We all know that empowering women within the environmental space will also benefit men! What role does male allyship play within the environmental space in support of gender parity? 

While our approach seems binary right now, it is only because it has to be. We have waited for an organic evolution for over 100 years and nothing has happened. We now have to take proactive steps and that is going to start with males making a concerted effort to bring women into leadership teams along the way. This could be by a male recognising that there are not enough women on a team and therefore actively asking that a woman or women join to balance representation. Insisting on co-directors or co-partners on task forces, or even stepping aside for a woman. And this has been done. Research shows that women in climate negotiations are much more successful. It seems foolish to ignore this fact when we are dealing with an existential crisis right now for our planet and for our future. Wouldn't it be nice to get to the point where there is such balance that really we only choose the right person for the job? Nowadays, it is all about who has the same background, network, and basically looks like me. We need to change that default reaction to include more diversity. 


Thanks to the campaign, there has already been a shift in the make-up of the COP26 Leadership Team since November 2020 with three women now at director level out of twelve positions. Have there been any updates on whether the COP26 leadership team intend to appoint more women at a senior level? 

After our talks with the UK COP26 Leadership Team in early January, we were promised there would be changes. Despite many promises, sadly we have not seen or heard of any intentions. We need to be clear that the government thinks that a 45/55% representation of its team is adequate. However, that figure refers to the entire makeup of the team, with more women at the bottom and only three women at the top (just go to the UK COP26 website and scroll down the team to see this is blatantly obvious).  This is not good enough, and we have made that point very clear. In recent weeks we have been heartened to see more women from the COP26 team on social media describing the COP processes, which implies more engagement by women. However, while this begins to fulfil one of our asks, that more women are seen talking about COP – it is still clearly not in the area where women should be providing their perspectives into the framing and narrative of the agenda. We would very much like to see and hear from more women in negotiation positions from the UK COP26 Leadership Team. Despite having offered a list of 30 names, and even outlining very specific creative and tangential solutions to work around the structural hierarchy to incorporate more women at the top, unfortunately this seems to have proven too difficult. To be clear, without women's perspectives, the whole world is going to lose out. This is not a drill.

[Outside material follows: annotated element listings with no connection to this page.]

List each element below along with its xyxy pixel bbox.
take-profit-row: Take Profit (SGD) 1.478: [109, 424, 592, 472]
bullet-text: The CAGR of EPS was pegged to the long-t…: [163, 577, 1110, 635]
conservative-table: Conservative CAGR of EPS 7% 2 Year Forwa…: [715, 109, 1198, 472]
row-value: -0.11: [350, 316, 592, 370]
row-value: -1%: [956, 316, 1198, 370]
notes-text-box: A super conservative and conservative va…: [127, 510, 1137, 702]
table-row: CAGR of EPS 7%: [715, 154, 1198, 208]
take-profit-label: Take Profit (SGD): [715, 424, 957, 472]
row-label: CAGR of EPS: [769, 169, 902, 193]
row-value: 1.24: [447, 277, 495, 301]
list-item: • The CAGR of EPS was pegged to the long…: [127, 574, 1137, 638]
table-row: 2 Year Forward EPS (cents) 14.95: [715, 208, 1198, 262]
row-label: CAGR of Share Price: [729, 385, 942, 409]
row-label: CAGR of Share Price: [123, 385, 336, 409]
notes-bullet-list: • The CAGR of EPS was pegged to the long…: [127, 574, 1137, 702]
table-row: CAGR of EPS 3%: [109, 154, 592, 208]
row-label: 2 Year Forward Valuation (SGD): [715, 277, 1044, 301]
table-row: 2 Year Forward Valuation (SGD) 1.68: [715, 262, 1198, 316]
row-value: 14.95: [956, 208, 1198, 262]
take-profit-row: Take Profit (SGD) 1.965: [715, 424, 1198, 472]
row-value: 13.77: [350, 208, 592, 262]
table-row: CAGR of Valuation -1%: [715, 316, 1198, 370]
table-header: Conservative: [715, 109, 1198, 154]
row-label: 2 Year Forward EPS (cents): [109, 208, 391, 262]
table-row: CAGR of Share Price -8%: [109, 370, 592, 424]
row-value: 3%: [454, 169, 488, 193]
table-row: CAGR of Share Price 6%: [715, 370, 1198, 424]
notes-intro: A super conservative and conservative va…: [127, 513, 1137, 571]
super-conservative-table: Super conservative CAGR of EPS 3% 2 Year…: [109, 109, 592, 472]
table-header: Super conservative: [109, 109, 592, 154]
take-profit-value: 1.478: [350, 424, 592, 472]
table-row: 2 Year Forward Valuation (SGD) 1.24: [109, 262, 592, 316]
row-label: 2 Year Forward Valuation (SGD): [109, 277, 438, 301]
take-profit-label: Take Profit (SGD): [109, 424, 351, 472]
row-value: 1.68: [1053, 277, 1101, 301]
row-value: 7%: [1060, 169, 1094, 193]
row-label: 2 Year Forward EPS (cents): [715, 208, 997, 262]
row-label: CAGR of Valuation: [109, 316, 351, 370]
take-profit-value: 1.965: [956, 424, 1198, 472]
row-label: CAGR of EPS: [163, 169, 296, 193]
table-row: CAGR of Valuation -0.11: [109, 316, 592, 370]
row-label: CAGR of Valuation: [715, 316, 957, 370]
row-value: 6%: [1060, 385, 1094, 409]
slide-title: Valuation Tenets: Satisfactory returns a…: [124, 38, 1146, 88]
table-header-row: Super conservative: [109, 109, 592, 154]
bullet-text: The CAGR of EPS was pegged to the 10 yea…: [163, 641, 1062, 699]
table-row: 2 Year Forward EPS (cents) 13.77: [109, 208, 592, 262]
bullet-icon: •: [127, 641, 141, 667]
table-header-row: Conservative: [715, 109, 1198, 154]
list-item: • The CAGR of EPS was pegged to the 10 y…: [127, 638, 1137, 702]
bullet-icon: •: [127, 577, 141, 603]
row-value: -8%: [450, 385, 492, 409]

What's next for SHEChangesClimate? 

Our aim is to be an amplifier of all the other great work on gender and environment that is being done out there. We have a unique position in that we are more free to say it as we see it. This is probably why we have been fed a lot of information from different sources - because we have the voice that others need to negotiate more diplomatically. As a messaging instrument, we can keep that going so this does not get conveniently forgotten or pushed aside during all climate negotiations from henceforth. Therefore, we see our role as the tip of a large umbrella action, channelling and highlighting all the great work and research of other organisations pointing to the same message: without equal representation of women at negotiations, it will be an ineffective result.